Obviously at the application level it's frowned upon, but in the kernel? You do what you have to with the tools you have.

Think about Java. Yea sure, keep telling us sun.misc.Unsafe isn't legit. It's going to get use until that capability exists elsewhere.

saagarjha · on Sept 24, 2018

> Obviously at the application level it's frowned upon, but in the kernel?

I'd rather my kernel not have a security hole in it because a compiler decided to optimize out undefined code: https://lwn.net/Articles/342330/

pjmlp · on Sept 24, 2018

And as the ongoing Linux Kernel Self Preservation Project proves, those tools are not enough.

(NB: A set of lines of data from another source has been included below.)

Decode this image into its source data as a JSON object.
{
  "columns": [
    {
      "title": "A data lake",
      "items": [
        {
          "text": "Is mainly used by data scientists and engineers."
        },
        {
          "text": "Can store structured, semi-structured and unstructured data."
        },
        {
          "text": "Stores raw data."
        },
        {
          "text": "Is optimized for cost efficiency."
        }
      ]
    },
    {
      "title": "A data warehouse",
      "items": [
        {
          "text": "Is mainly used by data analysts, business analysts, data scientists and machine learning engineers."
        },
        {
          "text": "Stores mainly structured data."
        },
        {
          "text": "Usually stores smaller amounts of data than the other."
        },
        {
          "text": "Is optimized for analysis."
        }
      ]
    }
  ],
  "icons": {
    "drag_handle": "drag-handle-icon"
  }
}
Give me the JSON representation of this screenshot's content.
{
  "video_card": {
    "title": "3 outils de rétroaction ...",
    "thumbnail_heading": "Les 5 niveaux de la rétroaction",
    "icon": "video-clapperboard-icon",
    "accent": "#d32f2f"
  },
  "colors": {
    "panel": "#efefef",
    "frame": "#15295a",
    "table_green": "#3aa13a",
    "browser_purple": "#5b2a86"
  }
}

I appreciate using software that is actually written with security first, performance second in mind.

wruza · on Sept 23, 2018

They maybe should not have written code in C at all, since the language that you need hire a lawyer for is not a viable option. But everyone hoped that with a given team they could create something that both will meet requirements and be future-proof. While what they did was not really legal, it is not practical to make it not work anymore. If they did it right way, Linux would not exist, see? Lawyers don’t build anything.

Filligree · on Sept 23, 2018

Maybe they shouldn't have, but there was no realistic alternative. At the time, C compilers weren't as "smart" and the sort of trickery they're doing was a perfectly reasonable thing to try in C.

Today, if you were starting a kernel project from scratch, I'd think Rust would deserve a good, hard look.